I’m sure in a normal metropolitan area when land-line services goes down no one really notices. After all, it’s the age of the cell phone. The country is wired for mobile technology. If you’re using a phone connected to an actual phone line you’re probably still commuting to work in a horse drawn wagon and hand-churning your butter.

Or at least that’s what Verizon thinks. They must have a giant map somewhere in their main offices where every rural route in America is labeled as “Amish Territory – Do Not Trespass.” Anyway, that’s the impression I got when Carrie returned from town. See, we can’t even use our cell phone from our house because we live in the Bermuda Triangle of Cell Phone Towers, where all signals disappear without a trace and are never heard from again. So in order to actually call the phone company and notify them that our service was out, we have to drive into town to get a cell signal.

Normally, I wouldn’t care if our phone was out. Especially on a weekend. The phone being out of service means I can rest peacefully. It means my almost-two-year-old can have a nap without being interrupted five times by people wanting me to give them money just because they know my phone number and have the cojones to call me on a Saturday afternoon.

The problem is, when the phone is out, so is my connection to the internet. Yes, not only do we live in the Bermuda Triangle of Cell Phone Towers, we also live in The Place Furthest from Civilization, So High-Speed Internet Is Not Possible. No cable modem. No DSL. Nothing. It’s a 28.8 modem baby, and I’m pushing that copper wire to the limit.

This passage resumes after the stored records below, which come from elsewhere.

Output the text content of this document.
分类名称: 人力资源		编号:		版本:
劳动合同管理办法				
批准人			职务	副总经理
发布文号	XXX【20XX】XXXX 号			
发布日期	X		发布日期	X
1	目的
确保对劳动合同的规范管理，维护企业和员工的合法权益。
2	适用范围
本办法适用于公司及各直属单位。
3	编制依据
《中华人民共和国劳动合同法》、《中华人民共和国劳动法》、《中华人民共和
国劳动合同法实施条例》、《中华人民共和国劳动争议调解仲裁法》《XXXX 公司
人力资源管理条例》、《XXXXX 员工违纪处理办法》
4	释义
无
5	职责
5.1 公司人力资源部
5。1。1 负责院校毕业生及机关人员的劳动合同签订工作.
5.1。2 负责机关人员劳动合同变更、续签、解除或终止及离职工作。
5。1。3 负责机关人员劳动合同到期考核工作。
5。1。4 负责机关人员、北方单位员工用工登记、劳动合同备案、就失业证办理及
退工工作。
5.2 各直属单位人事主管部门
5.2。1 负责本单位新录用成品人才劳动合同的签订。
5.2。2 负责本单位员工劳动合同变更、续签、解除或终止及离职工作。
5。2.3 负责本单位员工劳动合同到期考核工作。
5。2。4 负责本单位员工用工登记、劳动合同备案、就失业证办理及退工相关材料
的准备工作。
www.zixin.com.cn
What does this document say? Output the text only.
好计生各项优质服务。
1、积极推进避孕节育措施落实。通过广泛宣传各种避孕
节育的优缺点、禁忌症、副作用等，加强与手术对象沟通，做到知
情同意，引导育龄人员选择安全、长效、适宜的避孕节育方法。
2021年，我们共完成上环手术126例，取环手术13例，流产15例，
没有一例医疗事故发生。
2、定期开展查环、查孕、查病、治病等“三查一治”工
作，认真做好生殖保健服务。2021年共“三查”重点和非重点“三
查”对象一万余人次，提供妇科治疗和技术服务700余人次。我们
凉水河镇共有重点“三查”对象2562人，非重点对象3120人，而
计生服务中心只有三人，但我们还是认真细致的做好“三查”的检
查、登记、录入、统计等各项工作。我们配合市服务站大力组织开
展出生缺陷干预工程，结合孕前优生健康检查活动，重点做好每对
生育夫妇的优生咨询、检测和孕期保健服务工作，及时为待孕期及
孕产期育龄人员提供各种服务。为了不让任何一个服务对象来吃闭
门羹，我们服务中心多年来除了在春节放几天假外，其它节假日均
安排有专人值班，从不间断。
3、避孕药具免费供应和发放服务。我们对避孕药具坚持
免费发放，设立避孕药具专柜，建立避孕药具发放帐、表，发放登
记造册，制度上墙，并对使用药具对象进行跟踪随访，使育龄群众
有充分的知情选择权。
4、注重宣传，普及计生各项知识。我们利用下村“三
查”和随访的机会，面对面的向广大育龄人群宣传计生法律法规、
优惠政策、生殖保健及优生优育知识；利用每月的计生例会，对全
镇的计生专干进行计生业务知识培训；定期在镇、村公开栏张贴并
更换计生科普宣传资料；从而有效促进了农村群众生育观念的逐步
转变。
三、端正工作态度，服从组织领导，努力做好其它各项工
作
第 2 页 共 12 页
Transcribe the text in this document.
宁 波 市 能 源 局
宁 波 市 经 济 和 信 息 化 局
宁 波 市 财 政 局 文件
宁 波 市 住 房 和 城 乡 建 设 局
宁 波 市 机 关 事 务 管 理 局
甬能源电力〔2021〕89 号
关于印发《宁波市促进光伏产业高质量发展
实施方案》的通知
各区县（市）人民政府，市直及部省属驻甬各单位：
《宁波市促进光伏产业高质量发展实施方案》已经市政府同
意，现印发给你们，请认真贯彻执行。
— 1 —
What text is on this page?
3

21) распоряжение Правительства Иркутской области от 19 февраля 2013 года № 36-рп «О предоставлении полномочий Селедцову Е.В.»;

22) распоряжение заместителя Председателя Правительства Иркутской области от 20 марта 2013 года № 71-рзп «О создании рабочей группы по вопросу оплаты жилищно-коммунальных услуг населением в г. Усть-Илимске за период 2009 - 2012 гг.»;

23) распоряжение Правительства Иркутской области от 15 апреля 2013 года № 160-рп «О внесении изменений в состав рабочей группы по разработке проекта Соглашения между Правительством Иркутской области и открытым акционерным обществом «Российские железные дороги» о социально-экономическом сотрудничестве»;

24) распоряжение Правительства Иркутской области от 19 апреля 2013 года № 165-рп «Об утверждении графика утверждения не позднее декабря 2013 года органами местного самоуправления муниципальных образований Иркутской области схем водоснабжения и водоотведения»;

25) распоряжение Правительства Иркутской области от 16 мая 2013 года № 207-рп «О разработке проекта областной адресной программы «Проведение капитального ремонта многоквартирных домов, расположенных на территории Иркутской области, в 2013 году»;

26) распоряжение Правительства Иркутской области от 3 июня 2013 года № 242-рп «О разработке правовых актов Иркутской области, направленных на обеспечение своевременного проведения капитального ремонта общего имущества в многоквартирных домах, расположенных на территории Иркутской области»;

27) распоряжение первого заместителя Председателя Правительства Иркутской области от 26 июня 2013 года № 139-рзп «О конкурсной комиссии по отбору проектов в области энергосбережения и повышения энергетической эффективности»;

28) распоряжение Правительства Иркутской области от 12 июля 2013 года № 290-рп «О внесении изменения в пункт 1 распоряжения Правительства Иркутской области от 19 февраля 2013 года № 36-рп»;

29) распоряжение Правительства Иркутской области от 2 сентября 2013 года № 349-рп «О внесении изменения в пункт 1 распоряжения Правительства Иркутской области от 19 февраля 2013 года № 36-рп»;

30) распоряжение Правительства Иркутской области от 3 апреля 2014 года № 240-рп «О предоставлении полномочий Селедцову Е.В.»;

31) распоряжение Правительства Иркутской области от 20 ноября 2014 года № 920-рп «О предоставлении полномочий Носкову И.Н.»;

Saturday is my time to play games. Specifically, it’s the best time to play Everquest 2. And to do that I need a connection to the internet. When the phone line went out I figured Saturday afternoon was over, but at least they could send someone out to fix it and I’d have service at night, or at the worst Sunday afternoon. Right? Right?

Wrong.

Verizon informed my wife that because we lived in a rural area and because so few of us had actually lost service that they would not be sending anyone out to fix our phone line until Monday morning. Monday. In other words: You’re not important customers to us, so screw you. We’ll fix it when we feel like it.

So there you have it. Verizon’s new slogan: We’re never really working for you.